Former President Donald Trump said Monday that the man who allegedly tried to assassinate him while he was golfing on Sunday was inspired by the “rhetoric” of President Biden and Vice President Kamala Harris.
“They believed the rhetoric of Biden and Harris and acted on it,” the 78-year-old Republican presidential candidate said. told Fox News,
“I am being shot at because of their rhetoric, while I am the one who is supposed to save the country and they are the ones destroying it – from the inside and from the outside.”
Trump cited suspect Ryan Wesley Routh, 58, as having used similar language to Biden and Harris, saying the former president would pose a threat to American democracy if he returned to the White House.

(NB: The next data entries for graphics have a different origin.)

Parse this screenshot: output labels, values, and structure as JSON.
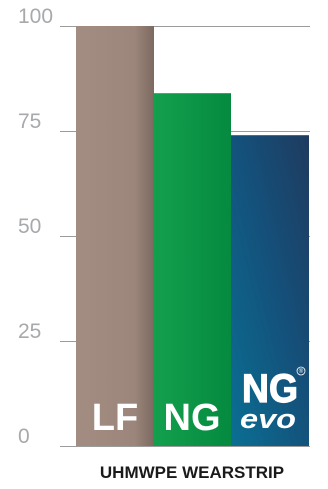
{
  "chart_data": {
    "type": "bar",
    "categories": [
      "LF",
      "NG",
      "NG evo"
    ],
    "values": [
      100,
      84,
      74
    ],
    "xlabel": "UHMWPE WEARSTRIP",
    "ylabel": "",
    "ylim": [
      0,
      100
    ],
    "yticks": [
      "0",
      "25",
      "50",
      "75",
      "100"
    ],
    "grid": true,
    "bar_labels": [
      "LF",
      "NG",
      ""
    ],
    "logo": {
      "top": "NG",
      "bottom": "evo",
      "mark": "®"
    },
    "colors": {
      "LF": [
        "#a58f84",
        "#8a766c"
      ],
      "NG": [
        "#17a350",
        "#008b3f"
      ],
      "NG evo": [
        "#0a6b8d",
        "#1e3e62"
      ],
      "grid": "#9b9b9b",
      "tick": "#a7a9ac"
    }
  }
}
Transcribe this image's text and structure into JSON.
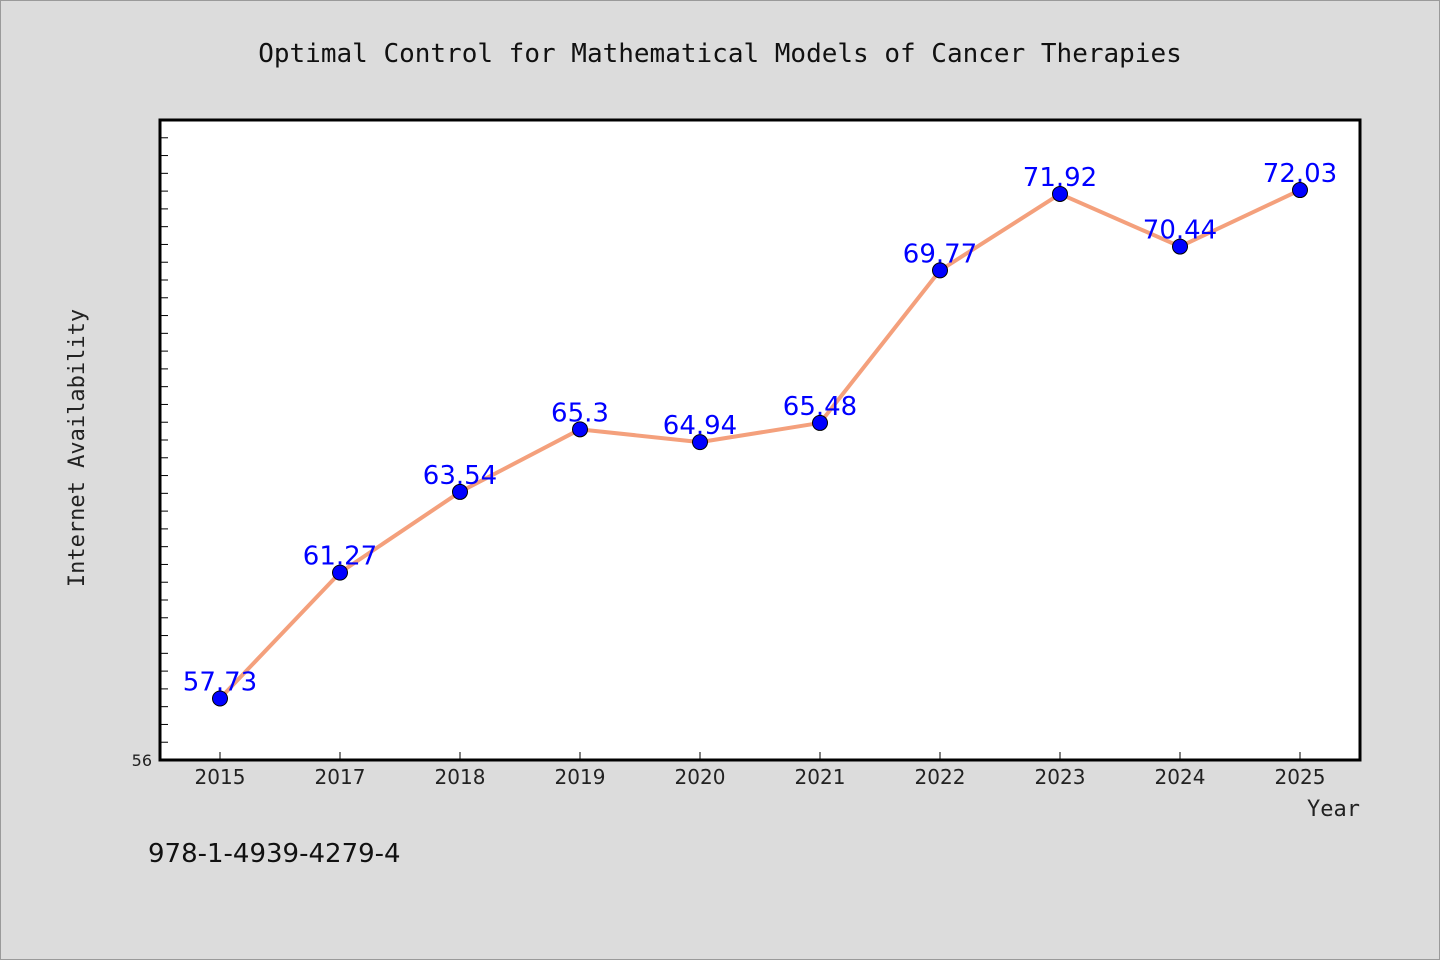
{
  "isbn": "978-1-4939-4279-4",
  "chart_data": {
    "type": "line",
    "title": "Optimal Control for Mathematical Models of Cancer Therapies",
    "xlabel": "Year",
    "ylabel": "Internet Availability",
    "categories": [
      "2015",
      "2017",
      "2018",
      "2019",
      "2020",
      "2021",
      "2022",
      "2023",
      "2024",
      "2025"
    ],
    "series": [
      {
        "values": [
          57.73,
          61.27,
          63.54,
          65.3,
          64.94,
          65.48,
          69.77,
          71.92,
          70.44,
          72.03
        ]
      }
    ],
    "ylim": [
      56,
      74
    ],
    "y_tick_labels": [
      "56"
    ],
    "grid": false,
    "line_color": "#f4a07c",
    "marker_color": "#0000ff",
    "label_color": "#0000ff"
  }
}
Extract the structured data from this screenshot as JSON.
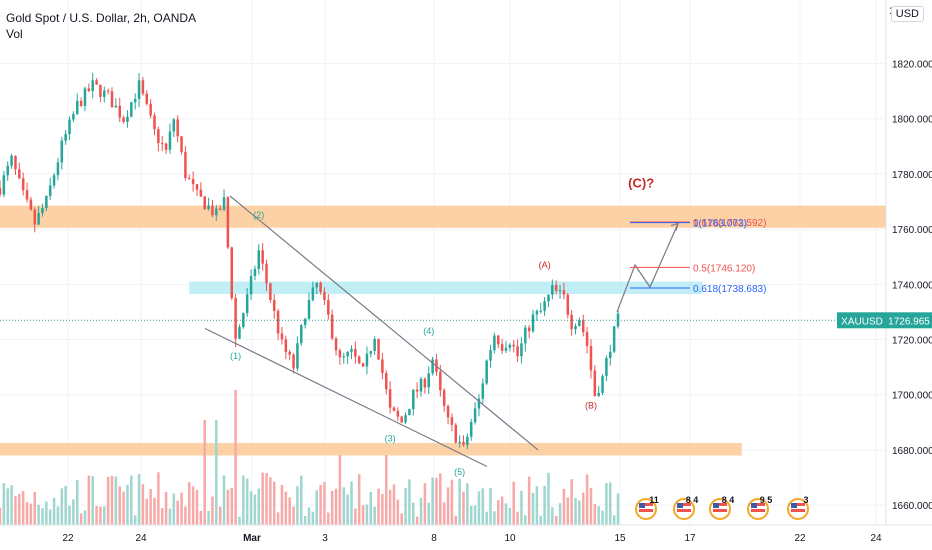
{
  "legend": {
    "title": "Gold Spot / U.S. Dollar, 2h, OANDA",
    "volume_label": "Vol"
  },
  "currency_button": "USD",
  "price_scale": {
    "top_clipped_label": "18"
  },
  "colors": {
    "up": "#26a69a",
    "down": "#ef5350",
    "vol_up": "#9fd6cf",
    "vol_down": "#f7a9a7",
    "zone_orange": "#fbc995",
    "zone_cyan": "#b2ebf2",
    "price_line": "#26a69a",
    "wave_teal": "#26a69a",
    "wave_red": "#c62828",
    "fib_blue": "#2962ff",
    "fib_red": "#ef5350",
    "trend_line": "#787b86",
    "projection": "#787b86"
  },
  "chart_data": {
    "type": "candlestick",
    "symbol": "XAUUSD",
    "timeframe": "2h",
    "ylim": [
      1651,
      1843
    ],
    "x_ticks": [
      "22",
      "24",
      "Mar",
      "3",
      "8",
      "10",
      "15",
      "17",
      "22",
      "24"
    ],
    "y_ticks": [
      "1660.000",
      "1680.000",
      "1700.000",
      "1720.000",
      "1740.000",
      "1760.000",
      "1780.000",
      "1800.000",
      "1820.000"
    ],
    "last_price": {
      "label": "XAUUSD",
      "value": "1726.965",
      "numeric": 1726.965
    },
    "price_path": [
      {
        "t": 0,
        "p": 1775
      },
      {
        "t": 3,
        "p": 1785
      },
      {
        "t": 6,
        "p": 1772
      },
      {
        "t": 9,
        "p": 1762
      },
      {
        "t": 12,
        "p": 1770
      },
      {
        "t": 16,
        "p": 1790
      },
      {
        "t": 20,
        "p": 1805
      },
      {
        "t": 24,
        "p": 1812
      },
      {
        "t": 28,
        "p": 1808
      },
      {
        "t": 32,
        "p": 1800
      },
      {
        "t": 36,
        "p": 1812
      },
      {
        "t": 40,
        "p": 1795
      },
      {
        "t": 43,
        "p": 1788
      },
      {
        "t": 45,
        "p": 1800
      },
      {
        "t": 48,
        "p": 1780
      },
      {
        "t": 51,
        "p": 1772
      },
      {
        "t": 54,
        "p": 1768
      },
      {
        "t": 56,
        "p": 1765
      },
      {
        "t": 58,
        "p": 1770
      },
      {
        "t": 61,
        "p": 1720
      },
      {
        "t": 64,
        "p": 1735
      },
      {
        "t": 67,
        "p": 1752
      },
      {
        "t": 70,
        "p": 1735
      },
      {
        "t": 73,
        "p": 1718
      },
      {
        "t": 76,
        "p": 1710
      },
      {
        "t": 79,
        "p": 1730
      },
      {
        "t": 82,
        "p": 1740
      },
      {
        "t": 85,
        "p": 1728
      },
      {
        "t": 88,
        "p": 1712
      },
      {
        "t": 91,
        "p": 1715
      },
      {
        "t": 94,
        "p": 1708
      },
      {
        "t": 97,
        "p": 1722
      },
      {
        "t": 99,
        "p": 1708
      },
      {
        "t": 101,
        "p": 1694
      },
      {
        "t": 104,
        "p": 1690
      },
      {
        "t": 107,
        "p": 1700
      },
      {
        "t": 110,
        "p": 1705
      },
      {
        "t": 112,
        "p": 1713
      },
      {
        "t": 114,
        "p": 1700
      },
      {
        "t": 116,
        "p": 1690
      },
      {
        "t": 118,
        "p": 1685
      },
      {
        "t": 120,
        "p": 1680
      },
      {
        "t": 122,
        "p": 1690
      },
      {
        "t": 124,
        "p": 1698
      },
      {
        "t": 126,
        "p": 1712
      },
      {
        "t": 128,
        "p": 1722
      },
      {
        "t": 130,
        "p": 1718
      },
      {
        "t": 132,
        "p": 1720
      },
      {
        "t": 134,
        "p": 1714
      },
      {
        "t": 136,
        "p": 1722
      },
      {
        "t": 138,
        "p": 1728
      },
      {
        "t": 140,
        "p": 1730
      },
      {
        "t": 143,
        "p": 1738
      },
      {
        "t": 146,
        "p": 1735
      },
      {
        "t": 148,
        "p": 1726
      },
      {
        "t": 150,
        "p": 1728
      },
      {
        "t": 152,
        "p": 1718
      },
      {
        "t": 154,
        "p": 1700
      },
      {
        "t": 156,
        "p": 1706
      },
      {
        "t": 158,
        "p": 1718
      },
      {
        "t": 160,
        "p": 1727
      }
    ],
    "zones": [
      {
        "from": 1760.5,
        "to": 1768.5,
        "x0": 0,
        "x1": 1,
        "color_key": "zone_orange"
      },
      {
        "from": 1736.5,
        "to": 1741,
        "x0": 0.2,
        "x1": 0.75,
        "color_key": "zone_cyan"
      },
      {
        "from": 1678,
        "to": 1682.5,
        "x0": 0,
        "x1": 0.8,
        "color_key": "zone_orange"
      }
    ],
    "fib_levels": [
      {
        "label": "0.618(1762.592)",
        "value": 1762.592,
        "color_key": "fib_red"
      },
      {
        "label": "1(1763.073)",
        "value": 1763.073,
        "color_key": "fib_blue"
      },
      {
        "label": "0.5(1746.120)",
        "value": 1746.12,
        "color_key": "fib_red"
      },
      {
        "label": "0.618(1738.683)",
        "value": 1738.683,
        "color_key": "fib_blue"
      }
    ],
    "wave_labels": [
      {
        "text": "(1)",
        "t": 61,
        "p": 1713,
        "color_key": "wave_teal"
      },
      {
        "text": "(2)",
        "t": 67,
        "p": 1764,
        "color_key": "wave_teal"
      },
      {
        "text": "(3)",
        "t": 101,
        "p": 1683,
        "color_key": "wave_teal"
      },
      {
        "text": "(4)",
        "t": 111,
        "p": 1722,
        "color_key": "wave_teal"
      },
      {
        "text": "(5)",
        "t": 119,
        "p": 1671,
        "color_key": "wave_teal"
      },
      {
        "text": "(A)",
        "t": 141,
        "p": 1746,
        "color_key": "wave_red"
      },
      {
        "text": "(B)",
        "t": 153,
        "p": 1695,
        "color_key": "wave_red"
      },
      {
        "text": "(C)?",
        "t": 166,
        "p": 1775,
        "color_key": "wave_red"
      }
    ],
    "events": [
      {
        "label": "11"
      },
      {
        "label": "8 4"
      },
      {
        "label": "8 4"
      },
      {
        "label": "9 5"
      },
      {
        "label": "3"
      }
    ]
  }
}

Routh was found hiding in bushes near Trump's golf course in West Palm Beach, Florida, while Trump was golfing. Authorities recovered a tactical rifle, a scope and a GoPro camera.
“These are people who want to destroy our country,” Trump said of Biden and Harris. “It's called the enemy from within. They're the real threat.”
Routh posted numerous political commentaries on social media and was interviewed by major news outlets in recent years about his efforts to recruit Afghans to support Ukraine against Russia's invasion.
In April, Rauth wrote that “Democracy is on the ballot and we can’t lose.”
Biden, 81, had repeatedly used the phrase “democracy is on the ballot” before ending his campaign for a second term on July 21 and endorsing Harris as his successor.
Harris, 59, has also claimed that Trump is a threat to democracy — both before and after she was shot during a rally in Butler, Pennsylvania, on July 13, when 20-year-old Thomas Matthew Crooks opened fire with a semiautomatic rifle, with a motive still unclear.
“Donald Trump wants to turn our democracy into a dictatorship,” Harris said in Las Vegas on July 9 — four days before the first assassination attempt against Trump.
Less than a month later, Harris again said that “our fundamental liberties are on the ballot, and so is our democracy”, a statement she repeated twice on July 31.
Democrats say Trump refused to accept his defeat in the 2020 election, culminating in the Capitol riot on January 6, 2021.
Biden and Harris have been criticized for taking Trump out of context in presenting this argument, including saying this year that Trump had threatened a “bloodbath” if he lost, when the former president was actually referring to the election's potential effects on the auto industry.
Spokespeople for Biden and Harris have not commented on Routh's use of language similar to theirs.
Routh has also made a number of other posts online — including claiming in 2020 that he was a disappointed former Trump supporter who backed the populist conservative in 2016.
Also this year, he wrote that he believed two of Trump’s former rivals, former South Carolina Gov. Nikki Haley and GOP businessman Vivek Ramaswamy, should band together to run for president as independents.